Raw data was searched by Skyline-daily (4.2.1.19004, University of Washington, USA), as described in our previous study46. The proteins were quantified with the fragment total area reported by Skyline-daily. We selected peptides and tested their stability of signal and shape of peaks in the pool sample for final quantification, and referred to the ranking offered by skyline. The list of targeted peptides and the expression matrix were included in the Supplementary Data 4.

Survival analysis

Overall survival (OS) was used as primary endpoint. Hazard ratio (HR) and P values were calculated by two-sided log rank test, and P values < 0.05 were considered as significantly different. Survminer (version 0.2.4, R package) with maximally selected rank statistics was used to determine the optimal cut-off point of a given protein for the following calculation including Kaplan–Meier analysis, log rank test, according to the previous studies35,106. OS curves were based on the optimal cut-off point.

Immunohistochemistry staining and evaluation

A standard IHC protocol was followed to stain the tumor tissue samples of the CD8+ Tem markers by using the rabbit monoclonal antibody against CD44 (1:200, Signalway Antibody, catalog No: 48911-1), and the rabbit polyclonal antibody against GZMK (1:300, Signalway Antibody, catalog No: 40985-1). IHC evaluation was analyzed using an IHC profiler compatible plugin with integrated options for the quantitative analysis of digital IHC images stained for cytoplasmic or nuclear proteins. Moreover, the intensity of the cytoplasmic staining and the percentage of positively stained tumor cells were also scored numerically.

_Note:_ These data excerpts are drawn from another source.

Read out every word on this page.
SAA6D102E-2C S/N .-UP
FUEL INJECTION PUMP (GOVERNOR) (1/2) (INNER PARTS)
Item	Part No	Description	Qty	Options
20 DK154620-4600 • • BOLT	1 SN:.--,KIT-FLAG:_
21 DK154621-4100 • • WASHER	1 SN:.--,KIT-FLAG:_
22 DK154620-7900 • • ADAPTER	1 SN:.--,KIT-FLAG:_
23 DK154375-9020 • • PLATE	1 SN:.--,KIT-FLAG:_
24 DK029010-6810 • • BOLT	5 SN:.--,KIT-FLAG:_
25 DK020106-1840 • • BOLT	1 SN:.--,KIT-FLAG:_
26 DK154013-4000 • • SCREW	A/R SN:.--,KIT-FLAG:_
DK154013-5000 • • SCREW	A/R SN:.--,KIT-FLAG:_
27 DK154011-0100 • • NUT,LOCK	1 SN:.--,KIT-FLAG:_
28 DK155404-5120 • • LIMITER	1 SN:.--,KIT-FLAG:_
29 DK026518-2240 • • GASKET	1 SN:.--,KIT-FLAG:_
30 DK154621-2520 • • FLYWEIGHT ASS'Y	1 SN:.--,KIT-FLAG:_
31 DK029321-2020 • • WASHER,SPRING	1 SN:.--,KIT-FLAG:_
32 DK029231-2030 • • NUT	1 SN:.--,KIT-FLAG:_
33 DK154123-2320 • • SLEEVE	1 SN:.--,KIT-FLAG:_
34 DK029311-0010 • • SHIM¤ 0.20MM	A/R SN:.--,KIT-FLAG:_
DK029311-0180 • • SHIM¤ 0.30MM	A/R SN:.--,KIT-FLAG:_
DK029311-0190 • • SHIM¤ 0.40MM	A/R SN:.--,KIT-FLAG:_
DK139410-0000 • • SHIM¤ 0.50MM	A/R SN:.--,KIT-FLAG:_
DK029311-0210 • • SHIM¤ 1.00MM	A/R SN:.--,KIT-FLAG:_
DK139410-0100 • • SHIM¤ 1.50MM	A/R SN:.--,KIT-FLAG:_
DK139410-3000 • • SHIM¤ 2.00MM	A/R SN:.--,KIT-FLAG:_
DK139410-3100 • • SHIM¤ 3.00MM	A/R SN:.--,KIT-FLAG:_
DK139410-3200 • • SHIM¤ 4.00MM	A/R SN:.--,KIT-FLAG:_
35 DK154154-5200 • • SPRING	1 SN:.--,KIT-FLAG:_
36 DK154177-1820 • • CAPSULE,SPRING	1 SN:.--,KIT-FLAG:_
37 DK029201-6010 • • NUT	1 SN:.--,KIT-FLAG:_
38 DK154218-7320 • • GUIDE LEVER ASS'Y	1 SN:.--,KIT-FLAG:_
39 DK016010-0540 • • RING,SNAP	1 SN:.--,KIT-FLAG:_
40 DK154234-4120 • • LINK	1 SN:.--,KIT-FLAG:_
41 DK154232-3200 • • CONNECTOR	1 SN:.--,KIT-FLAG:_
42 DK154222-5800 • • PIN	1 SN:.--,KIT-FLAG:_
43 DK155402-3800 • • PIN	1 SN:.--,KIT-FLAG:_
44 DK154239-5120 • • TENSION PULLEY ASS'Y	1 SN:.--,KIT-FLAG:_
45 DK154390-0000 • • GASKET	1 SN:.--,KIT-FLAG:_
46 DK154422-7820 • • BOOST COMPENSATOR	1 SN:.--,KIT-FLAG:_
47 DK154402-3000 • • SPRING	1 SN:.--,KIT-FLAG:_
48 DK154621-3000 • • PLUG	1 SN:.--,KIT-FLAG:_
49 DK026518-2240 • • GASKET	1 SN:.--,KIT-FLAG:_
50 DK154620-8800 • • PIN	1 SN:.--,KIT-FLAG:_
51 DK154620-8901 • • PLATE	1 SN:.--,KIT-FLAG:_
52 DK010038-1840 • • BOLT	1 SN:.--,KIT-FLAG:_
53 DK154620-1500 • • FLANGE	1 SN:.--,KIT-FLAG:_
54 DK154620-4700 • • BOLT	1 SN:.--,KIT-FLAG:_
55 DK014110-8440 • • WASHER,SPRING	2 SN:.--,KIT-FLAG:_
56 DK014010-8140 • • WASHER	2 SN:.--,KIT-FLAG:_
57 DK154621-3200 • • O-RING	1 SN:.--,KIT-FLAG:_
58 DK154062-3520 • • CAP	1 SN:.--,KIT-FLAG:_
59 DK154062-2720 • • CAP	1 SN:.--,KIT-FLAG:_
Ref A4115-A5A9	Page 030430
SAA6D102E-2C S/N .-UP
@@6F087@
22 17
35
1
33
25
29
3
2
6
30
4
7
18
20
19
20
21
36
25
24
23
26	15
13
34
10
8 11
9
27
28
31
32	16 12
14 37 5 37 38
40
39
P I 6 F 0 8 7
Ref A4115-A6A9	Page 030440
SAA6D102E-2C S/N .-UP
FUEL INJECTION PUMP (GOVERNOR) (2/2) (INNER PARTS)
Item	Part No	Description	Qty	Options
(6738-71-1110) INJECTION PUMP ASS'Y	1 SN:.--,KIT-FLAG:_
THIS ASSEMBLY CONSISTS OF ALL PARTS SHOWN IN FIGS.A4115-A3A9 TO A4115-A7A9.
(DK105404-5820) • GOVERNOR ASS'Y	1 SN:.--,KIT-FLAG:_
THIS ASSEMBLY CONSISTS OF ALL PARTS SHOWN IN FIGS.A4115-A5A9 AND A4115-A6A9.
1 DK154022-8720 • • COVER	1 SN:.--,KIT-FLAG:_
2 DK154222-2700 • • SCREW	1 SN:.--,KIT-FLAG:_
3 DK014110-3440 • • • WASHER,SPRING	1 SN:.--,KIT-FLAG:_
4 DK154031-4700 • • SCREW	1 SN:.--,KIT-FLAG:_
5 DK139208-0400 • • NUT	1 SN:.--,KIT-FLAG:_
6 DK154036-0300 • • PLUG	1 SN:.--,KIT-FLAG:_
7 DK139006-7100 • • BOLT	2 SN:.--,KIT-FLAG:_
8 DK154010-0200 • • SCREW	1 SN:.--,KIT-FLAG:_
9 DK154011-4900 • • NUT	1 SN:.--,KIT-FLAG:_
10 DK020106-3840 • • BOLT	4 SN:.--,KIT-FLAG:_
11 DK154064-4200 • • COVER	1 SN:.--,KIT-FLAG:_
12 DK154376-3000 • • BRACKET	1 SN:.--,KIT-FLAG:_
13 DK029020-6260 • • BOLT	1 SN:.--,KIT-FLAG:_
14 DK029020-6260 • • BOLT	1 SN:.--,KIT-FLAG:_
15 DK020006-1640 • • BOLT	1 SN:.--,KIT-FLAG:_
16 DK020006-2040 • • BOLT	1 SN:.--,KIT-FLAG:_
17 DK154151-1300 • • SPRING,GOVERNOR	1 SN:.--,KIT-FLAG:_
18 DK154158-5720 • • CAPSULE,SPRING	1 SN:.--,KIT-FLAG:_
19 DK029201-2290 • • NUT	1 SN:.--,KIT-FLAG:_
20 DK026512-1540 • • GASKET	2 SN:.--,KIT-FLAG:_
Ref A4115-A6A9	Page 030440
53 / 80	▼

Statistics and reproducibility

Standard statistical tests were used to analyze the clinical data, including but not limited to Student’s t test, Wilcoxon rank-sum test, Fisher’s exact test, Pearson’s correlation test, Spearman correlation test, log-rank test, one-way ANOVA. Unless otherwise specified, all statistical tests were two-sided. The two-sided Fisher’s exact test was performed on categorical variables (including age, gender, degree of tumor differentiation, and ECOG performance-status score), and one way-ANOVA analysis was applied for comparison for the continuous variables (including lactate dehydrogenase (LDH), WBC, lymphocyte number (LYMPHN), hemoglobin (HB) and platelet count) (GraphPad Prism 8 software). P values less than 0.05 were considered as significantly different. The Wilcoxon rank-sum test was used to examine whether proteins were differentially expressed between Pre-treatment CRC (N = 89) and HC (N = 66), Tumor tissues (T, N = 31) and normal-adjacent tissues (NAT, N = 27), each proteomic subtype and other subtypes (G-I (N = 24), G-II (N = 34), G-II (N = 31)),SSG (N = 38) and SNSG (N = 153). The Student’s t test was used to examined whether the cell types were differentially expressed each proteomic subtype and other subtypes (G-I (N = 24), G-II (N = 34), G-II (N = 31)). All statistical tests were two-sided, and statistical significance was considered when P value < 0.05. To account for multiple testing, the P values were adjusted using the Benjamini-Hochberg FDR correction. Kaplan–Meier plots with log-rank test were used to describe survival analysis. All the analyses of clinical data were performed in R (v3.5.1) and GraphPad Prism 8 software. For functional experiments, each was repeated at least three times independently, and results were expressed as mean ± SD. Statistical analysis was performed using GraphPad Prism 8 software. The P values less than 0.05, 0.01, 0.001, 0.0001 were marked with *, **, ***, ****, respectively. All the statistical analysis had been checked by two statisticians.

Reporting summary

Further information on research design is available in the Nature Portfolio Reporting Summary linked to this article.